Perhaps the most-often-suggested ghetto food for this series: Spam. The stuff that clogs our inboxes started as a salty canned pork product that divides people; half wrinkle their noses and the other half admit they’d eat it if it was in front of them. I’ve actually never had Spam, and truth be told, it’s not even a cheap meat product. It’s almost $4! I’d rather eat a pack of cold chicken wieners or raw Kraft Dinner out of the box. But someone had to take this long-loved item and do something with it. The “chosen one”: chef Nuit Regular, of popular Thai restaurant Khao San Road.

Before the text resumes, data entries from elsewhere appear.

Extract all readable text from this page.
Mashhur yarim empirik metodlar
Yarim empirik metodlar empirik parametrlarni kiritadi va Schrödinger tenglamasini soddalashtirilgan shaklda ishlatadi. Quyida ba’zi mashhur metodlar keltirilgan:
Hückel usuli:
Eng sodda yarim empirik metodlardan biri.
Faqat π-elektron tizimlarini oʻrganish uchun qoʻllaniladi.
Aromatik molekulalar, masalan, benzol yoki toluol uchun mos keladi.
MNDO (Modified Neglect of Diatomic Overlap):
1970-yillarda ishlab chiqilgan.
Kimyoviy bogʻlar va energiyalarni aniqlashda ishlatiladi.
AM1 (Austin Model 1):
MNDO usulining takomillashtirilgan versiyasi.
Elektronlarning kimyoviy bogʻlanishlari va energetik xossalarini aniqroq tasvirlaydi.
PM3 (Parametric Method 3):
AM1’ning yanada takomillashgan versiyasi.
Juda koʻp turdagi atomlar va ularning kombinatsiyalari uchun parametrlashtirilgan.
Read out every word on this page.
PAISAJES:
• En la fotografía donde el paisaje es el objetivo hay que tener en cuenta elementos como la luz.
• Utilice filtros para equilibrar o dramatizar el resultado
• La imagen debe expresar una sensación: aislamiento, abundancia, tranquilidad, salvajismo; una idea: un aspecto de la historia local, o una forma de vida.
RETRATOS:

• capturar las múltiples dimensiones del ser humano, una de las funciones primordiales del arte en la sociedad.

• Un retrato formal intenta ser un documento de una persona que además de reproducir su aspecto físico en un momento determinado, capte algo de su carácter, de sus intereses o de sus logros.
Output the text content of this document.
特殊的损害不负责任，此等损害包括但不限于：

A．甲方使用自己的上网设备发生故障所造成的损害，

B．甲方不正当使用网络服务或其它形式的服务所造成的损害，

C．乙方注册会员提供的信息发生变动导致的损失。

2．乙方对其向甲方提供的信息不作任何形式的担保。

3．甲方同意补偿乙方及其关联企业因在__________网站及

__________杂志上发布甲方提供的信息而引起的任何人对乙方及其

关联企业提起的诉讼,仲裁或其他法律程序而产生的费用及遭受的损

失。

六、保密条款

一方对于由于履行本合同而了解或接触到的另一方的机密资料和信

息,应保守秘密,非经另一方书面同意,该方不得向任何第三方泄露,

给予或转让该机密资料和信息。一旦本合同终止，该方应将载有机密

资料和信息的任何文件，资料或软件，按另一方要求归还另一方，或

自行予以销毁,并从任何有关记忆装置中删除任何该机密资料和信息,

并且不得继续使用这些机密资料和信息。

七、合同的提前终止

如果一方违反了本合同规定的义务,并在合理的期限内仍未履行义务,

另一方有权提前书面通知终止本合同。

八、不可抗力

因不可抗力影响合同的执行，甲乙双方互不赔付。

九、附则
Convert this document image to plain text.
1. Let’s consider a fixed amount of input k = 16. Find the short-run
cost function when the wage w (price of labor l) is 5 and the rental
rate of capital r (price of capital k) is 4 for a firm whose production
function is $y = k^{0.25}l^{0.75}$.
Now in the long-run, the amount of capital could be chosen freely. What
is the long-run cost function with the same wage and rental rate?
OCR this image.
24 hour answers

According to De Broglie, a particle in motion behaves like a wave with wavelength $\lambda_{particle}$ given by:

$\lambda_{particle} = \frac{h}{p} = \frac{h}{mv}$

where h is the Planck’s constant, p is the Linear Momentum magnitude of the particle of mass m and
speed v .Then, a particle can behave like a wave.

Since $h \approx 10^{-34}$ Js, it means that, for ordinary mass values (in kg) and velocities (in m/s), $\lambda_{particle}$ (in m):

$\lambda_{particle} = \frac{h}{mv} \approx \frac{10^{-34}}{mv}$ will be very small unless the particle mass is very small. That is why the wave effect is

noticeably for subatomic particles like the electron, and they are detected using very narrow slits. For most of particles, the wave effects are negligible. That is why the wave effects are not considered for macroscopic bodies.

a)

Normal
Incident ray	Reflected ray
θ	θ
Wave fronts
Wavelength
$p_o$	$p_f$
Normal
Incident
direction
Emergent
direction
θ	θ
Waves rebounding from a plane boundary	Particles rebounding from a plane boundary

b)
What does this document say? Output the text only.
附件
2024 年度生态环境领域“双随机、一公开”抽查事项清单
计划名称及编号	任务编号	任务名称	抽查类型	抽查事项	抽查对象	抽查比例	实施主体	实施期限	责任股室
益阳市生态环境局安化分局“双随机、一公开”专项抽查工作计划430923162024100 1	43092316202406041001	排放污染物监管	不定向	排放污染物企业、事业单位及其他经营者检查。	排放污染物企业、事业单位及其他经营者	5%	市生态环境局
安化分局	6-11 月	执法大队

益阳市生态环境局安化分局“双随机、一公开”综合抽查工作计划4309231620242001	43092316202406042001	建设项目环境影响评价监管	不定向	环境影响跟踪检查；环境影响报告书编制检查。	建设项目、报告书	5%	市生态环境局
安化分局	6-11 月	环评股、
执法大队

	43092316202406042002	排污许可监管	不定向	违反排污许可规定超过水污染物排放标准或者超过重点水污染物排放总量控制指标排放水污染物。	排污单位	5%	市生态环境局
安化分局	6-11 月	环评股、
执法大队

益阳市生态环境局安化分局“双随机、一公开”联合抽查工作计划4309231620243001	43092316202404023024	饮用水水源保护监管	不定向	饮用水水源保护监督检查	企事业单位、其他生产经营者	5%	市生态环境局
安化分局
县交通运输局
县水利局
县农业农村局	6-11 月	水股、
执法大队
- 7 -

Working as a nurse in Thailand, Nuit opened up a restaurant and began cooking in the evenings. In Canada for seven years, she brought her traditional Thai recipes to the constantly bustling Khao San Road. Her mise en place is elaborate. Thin wild ginger shaped like tiny carrots, galangal that looks like a white version of ginger root but smells much sweeter, dried chilies, kafir lime leaves, lemongrass, garlic, shallots, cilantro and thinly sliced long yard beans.
It’s not every day you see a chef wearing a skirt in the kitchen, but Nuit is decked out in purple; grabbing some lavender-coloured kitchen towels, she shyly explains, “I love purple. It makes me happy.”
Nuit took this task seriously. She experimented with many Spam dishes before deciding on two that worked. The first is a traditional northern Thai dish called Nam Plik Ong, which is usually made with ground pork. Nuit described it as a sort of “relish,” traditionally eaten with rice and vegetables you’d gather from your garden. With a mortar and pestle she grinds together wild ginger, galangal, dried chilies, garlic, shallots, lemongrass, tomatoes and cilantro root. I ask if she means the stems and she said, “no, we use the root. It has a strong and fresh smell.” And here I am, the amateur cook, who has been throwing away my cilantro roots all this time. Cilantro roots are gold, people! Gold! Stop throwing them away!
Nuit mentions a few times that many dishes failed because Spam is so salty. And it is, it’s like gelatinous sodium with a pork binding agent. So this begs the question, what was the hardest part about cooking with Spam? “The salt. And the smell.”
The Nam Plik Ong is quickly stir-fried with oil and garlic and served canapé style on some sliced cucumbers. It actually works because it cuts some of the saltiness in the Spam.
The second dish that Nuit prepares is a traditional Thai deep-fried fish cake, but with Spam instead of fish. Spam cake! It’s not a dessert. Nuit mixes the Spam with her own curry paste and adds a generous amount of kaffir lime leaves, some diced long yard beans for crunch and a splash of fish sauce. The results are little deep-fried nuggets fragrant with kaffir lime leaves and curry spices. Served with a sweet and sour dipping sauce on the side, the Spam nuggets really aren’t bad. While this gourmet Spam experience was an eye-opener, the Spam-less offerings at Khao San Road are truly worth sampling.